Alexsandra estava por trás do balcão, terminando de arrumar as coisas para fechar o lugar.
— Hm? Você voltou.
— Sim. Quero levá-la para casa hoje novamente.
— Assim me sinto como uma donzela indefesa. Mas hoje não reclamarei. Aceito sua companhia, Ethan.
— Fico feliz por isso.
— Como foi o seu dia? Esteve mais próximo dele?
— Estive, e isso é espantoso.
— Ele é uma pessoa curiosa, assim como você. Não entendo como não podem se entender.
— Na realidade não sei se ao menos uma vez tentei entendê-lo verdadeiramente.
— Pois aí está o seu erro...
— O que tens? Está tão deprimida hoje...
— Não é nada demais. Apenas um dia ruim... Desculpe se fiz com que se preocupasse comigo, mas ficarei bem.
— Me perdoe se não sou capaz de matar alguém por você. De qualquer modo quero que saiba que eu faria tudo que estivesse ao meu alcance para que você se sinta melhor.
— Ficarei melhor logo, Ethan, não preciso de um assassinato. Preciso apenas de tempo.
— Acho engraçado o teu jeito. Sabes bem a influência que tem sobre mim, e usa disso a seu bel prazer. Em um momento me pede para matar alguém por ti, mas em outro, tão rápido, já se faz por uma mulher indefesa e complexa demais para que eu consiga compreender, que não seria capaz nem mesmo de machucar uma mosca, quanto mais arquitetar uma morte.

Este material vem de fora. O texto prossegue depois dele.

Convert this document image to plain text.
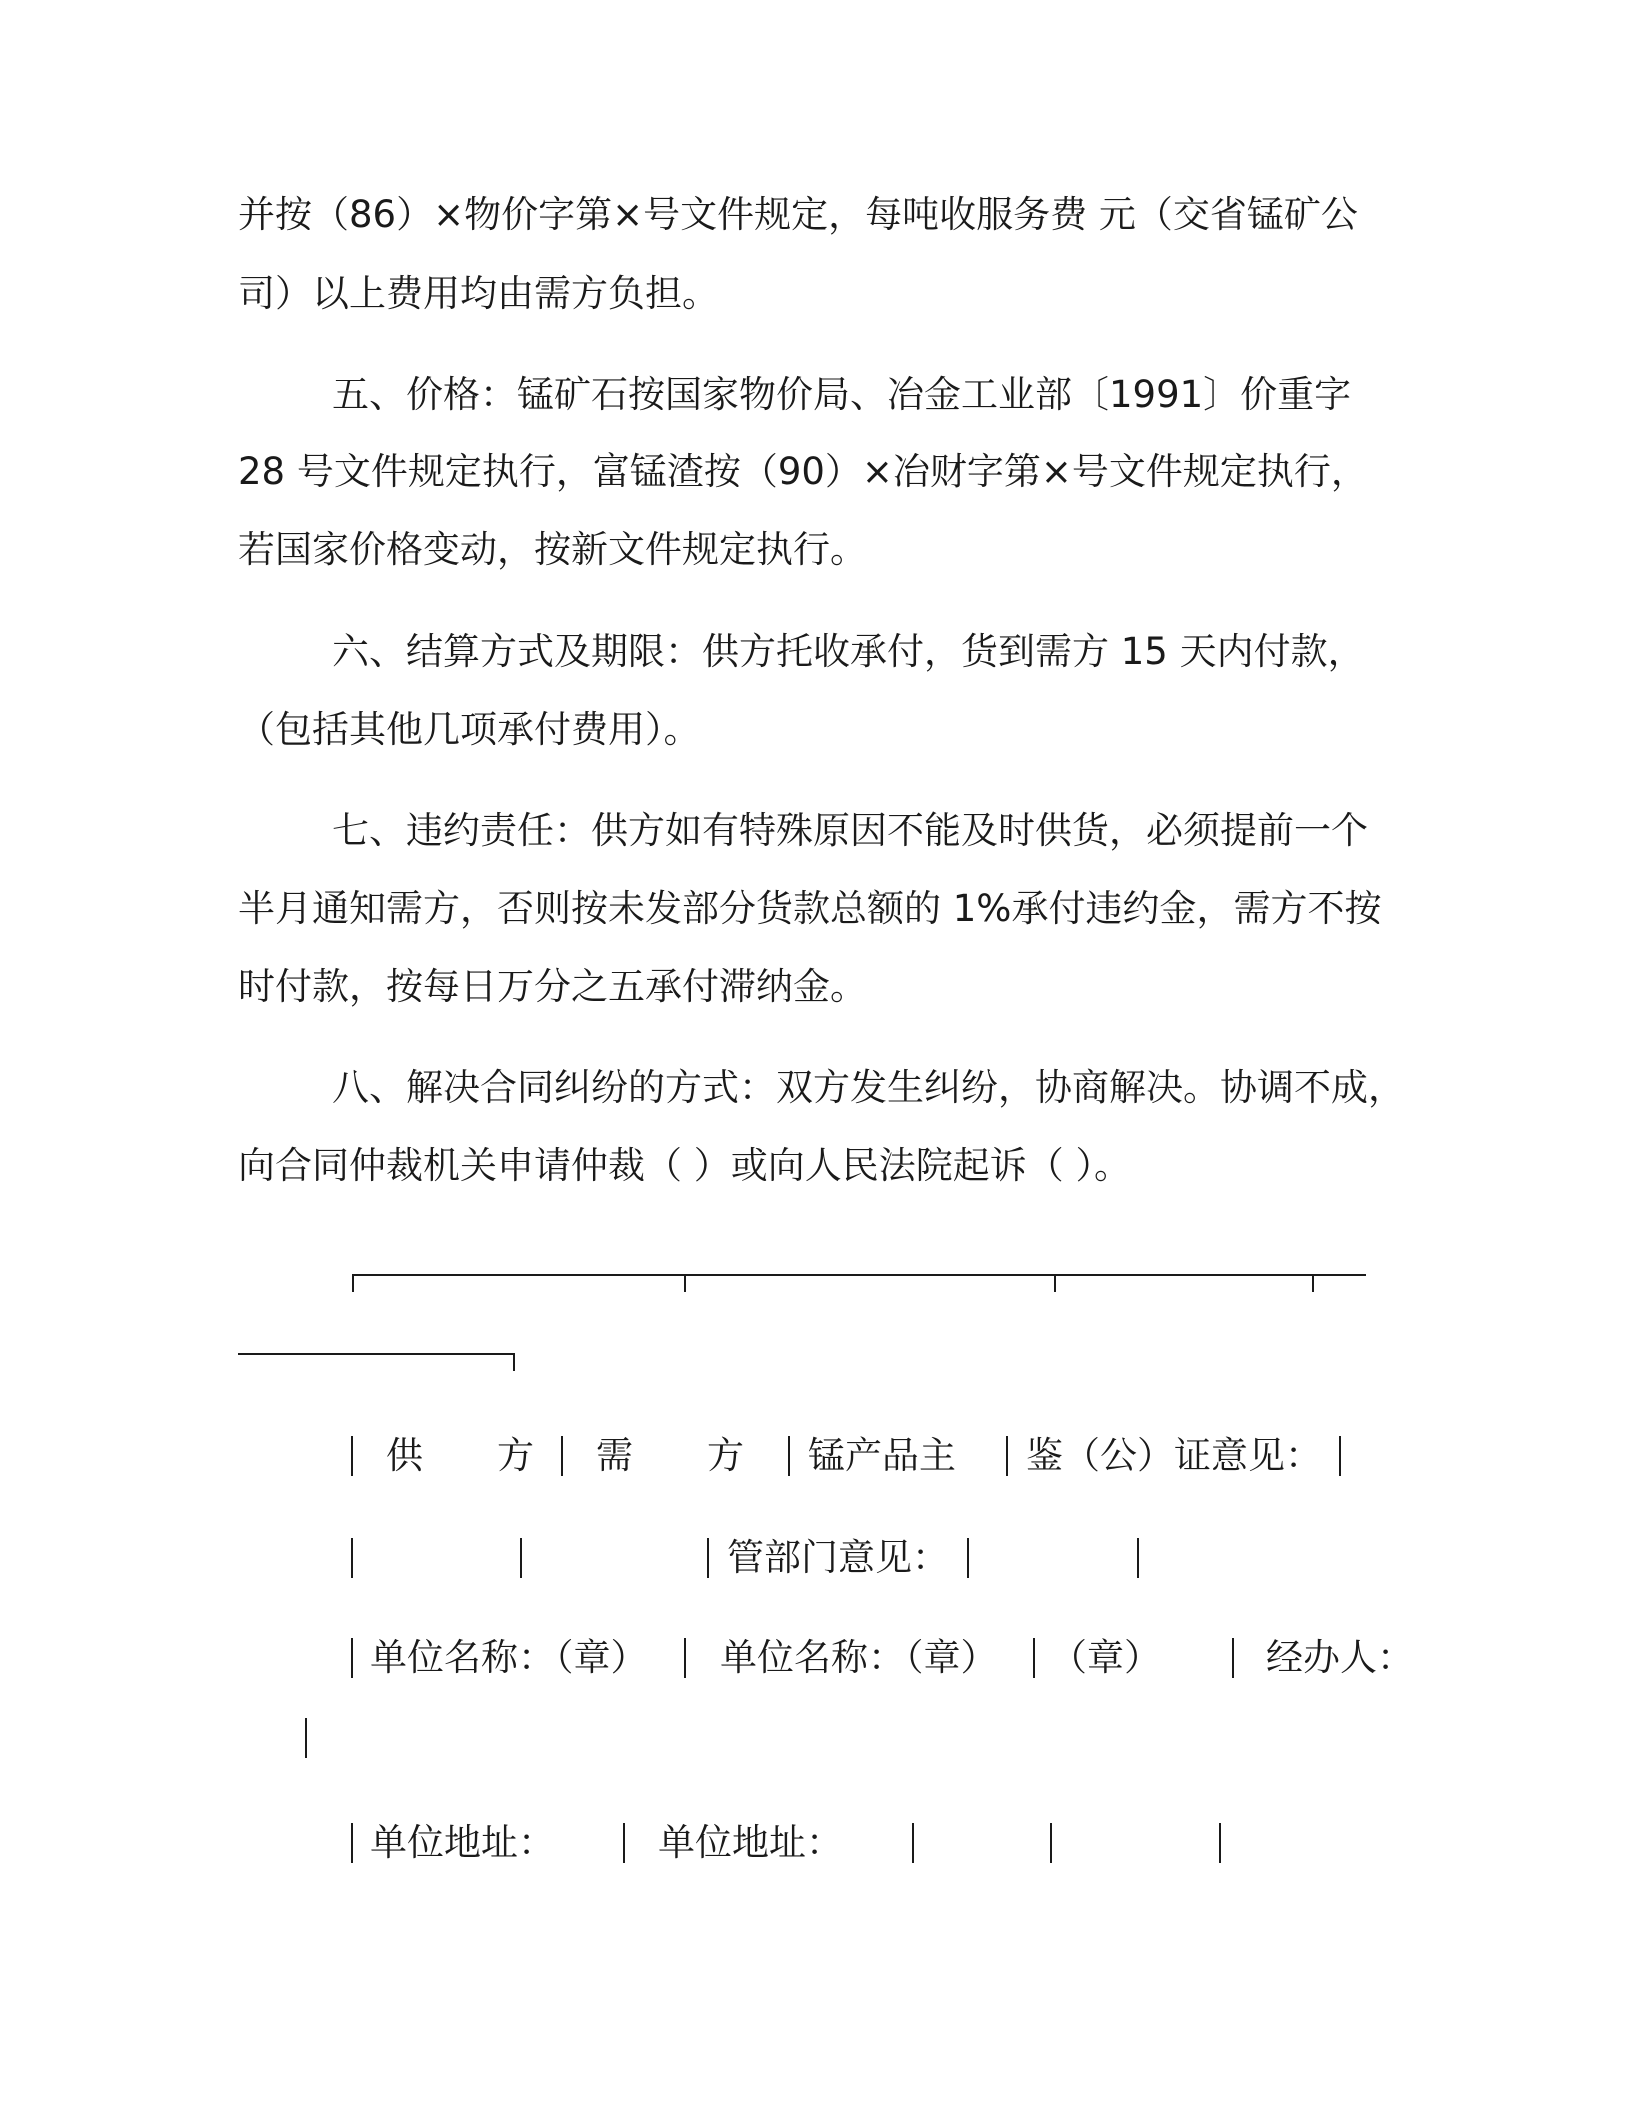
并按（86）×物价字第×号文件规定，每吨收服务费 元（交省锰矿公
司）以上费用均由需方负担。
五、价格：锰矿石按国家物价局、冶金工业部〔1991〕价重字
28 号文件规定执行，富锰渣按（90）×冶财字第×号文件规定执行，
若国家价格变动，按新文件规定执行。
六、结算方式及期限：供方托收承付，货到需方 15 天内付款，
（包括其他几项承付费用）。
七、违约责任：供方如有特殊原因不能及时供货，必须提前一个
半月通知需方，否则按未发部分货款总额的 1%承付违约金，需方不按
时付款，按每日万分之五承付滞纳金。
八、解决合同纠纷的方式：双方发生纠纷，协商解决。协调不成，
向合同仲裁机关申请仲裁（ ）或向人民法院起诉（ ）。
供　　方 需　　方 锰产品主 鉴（公）证意见：
管部门意见：
单位名称：（章） 单位名称：（章） （章）	经办人：
单位地址：	单位地址：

— Não seja tolo... Nem eu mesma consigo me compreender às vezes. Quanto a isso, estava brincando, então pare de falar sobre isso. Já pensou se alguém escuta e nos delata às autoridades?
— Pelo menos seria preso ao seu lado.
— És engraçado, Ethan. Se não suporto ver sua cara ao ar livre, imagina se tivesse que vê-la todos os dias atrás das grades? Juro que o mataria em uma semana!
— Não seria capaz. Tu sentiria minha falta da mesma forma que eu sentiria a sua.
Alexsandra se apoiou nas laterais da ponte do pequeno lago e olhava para o céu.
Ethan se perguntava se ela havia visto a carta e o seu conteúdo. Ainda relutante sobre seu conteúdo.
— Acho que já vou indo.
— Tem certeza de que está bem?
— Sim, Ethan. Preciso apenas de tempo, e tu precisas de paciência. No meu tempo as coisas irão se encaixar e me sentirei melhor.
— Eu esperarei então.
Alexsandra sorriu e partiu em direção a sua casa. Ethan voltou para a sua, se lembrando da imagem do velho Reiss chorando, algo que nunca pensou que veria.